Kristin is doing a lot better, I think. She's dating two or three people in some polyamory deal where they all date each other and it's somehow pretty much fine. It was nice to see her again, and her tiny dog Daisy who I absolutely miss and love. We caught up. She had some sound advice about love and sex and anxiety and ADHD medications. She has experience and perspective, and I either trust her judgement, or at least am willing to consider it. When it comes to makeup, she knows her stuff, and she showed me a few ideas that might assist me in feeling and looking more comfortably femme. She also thinks my hair and clothing are an issue - I'll explore what she's talking about, and see how it makes me feel. I self-identify as kind of a bum, and she says that's going to keep me from getting laid. I don't think I have the emotional strength to think about it much right now, but I do have a great fashion ally if and when the time comes.

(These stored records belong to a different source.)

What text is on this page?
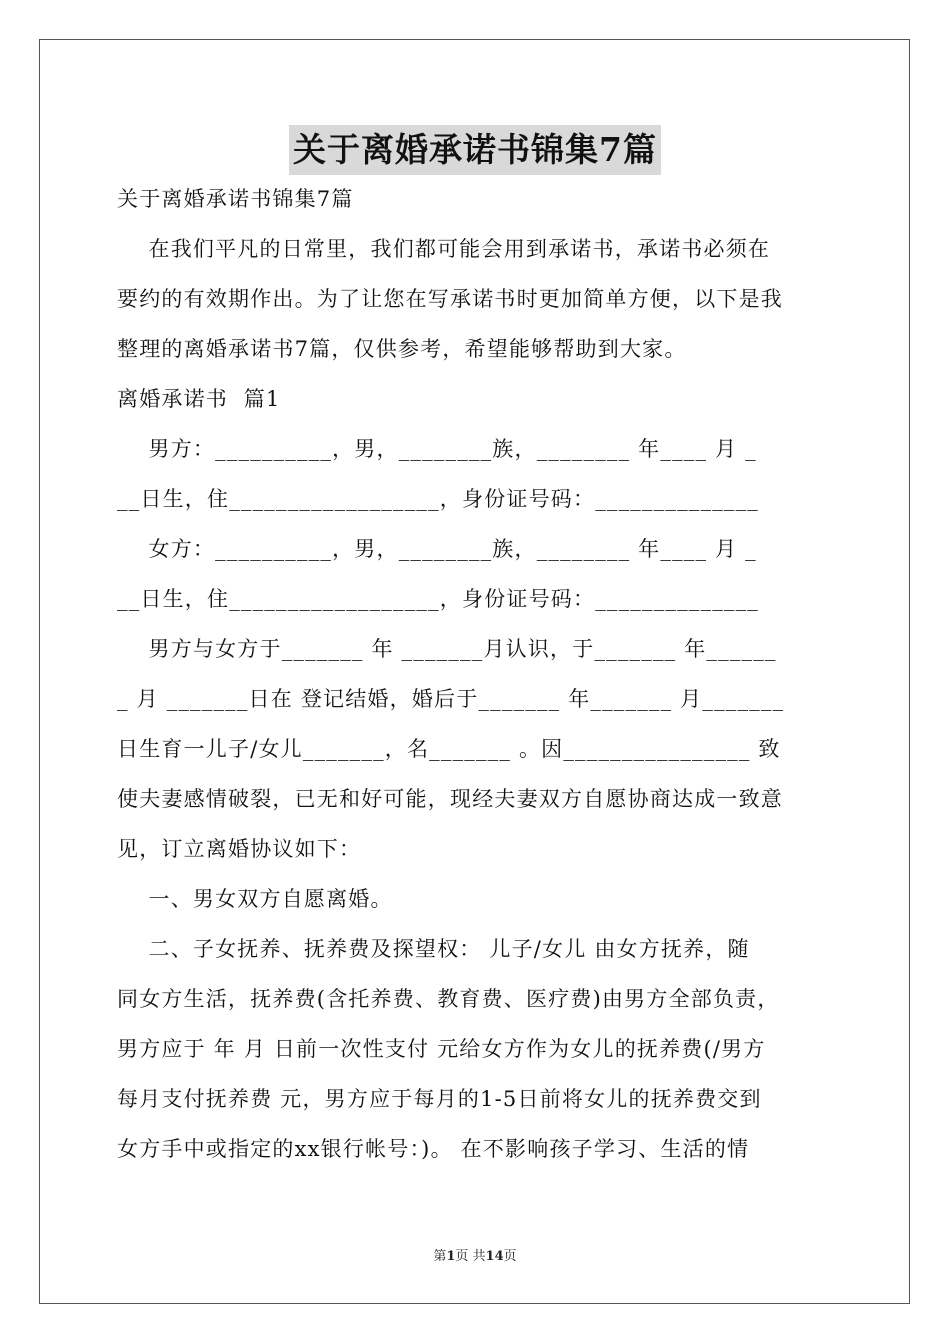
关于离婚承诺书锦集7篇
关于离婚承诺书锦集7篇
在我们平凡的日常里，我们都可能会用到承诺书，承诺书必须在
要约的有效期作出。为了让您在写承诺书时更加简单方便，以下是我
整理的离婚承诺书7篇，仅供参考，希望能够帮助到大家。
离婚承诺书  篇1
男方：__________，男，________族，________ 年____ 月 _
__日生，住__________________，身份证号码：______________
女方：__________，男，________族，________ 年____ 月 _
__日生，住__________________，身份证号码：______________
男方与女方于_______ 年 _______月认识，于_______ 年______
_ 月 _______日在 登记结婚，婚后于_______ 年_______ 月_______
日生育一儿子/女儿_______，名_______ 。因________________ 致
使夫妻感情破裂，已无和好可能，现经夫妻双方自愿协商达成一致意
见，订立离婚协议如下：
一、男女双方自愿离婚。
二、子女抚养、抚养费及探望权： 儿子/女儿 由女方抚养，随
同女方生活，抚养费(含托养费、教育费、医疗费)由男方全部负责，
男方应于 年 月 日前一次性支付 元给女方作为女儿的抚养费(/男方
每月支付抚养费 元，男方应于每月的1-5日前将女儿的抚养费交到
女方手中或指定的xx银行帐号：)。 在不影响孩子学习、生活的情
第1页 共14页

Everything doesn't suck. I have a good support network. I'm getting up and getting outside. I'm healing. I hung out with my friends Kat and Drew. They understand kink issues, and they tell me they love me and how happy they are to see me again. Kat made dinner, and we had a good time sitting around a fire. I went to a show in Philly with Shelly, and we got to talk and catch up. It was a good show, and I saw others who I knew. The anxiety was fresh and potent that night, but I managed to wear a pink polkadot skirt on Girard Avenue, and weather the storm with music. I face-timed with Mike until 4am one night. I'm going to a birthday thing for Kyler tomorrow to see Philly bicycle friends, and I'm going to hike for ten days on the Appalachian Trail with Jonas starting on October 1st. In short, yes I am a lucky person, and yes I will survive.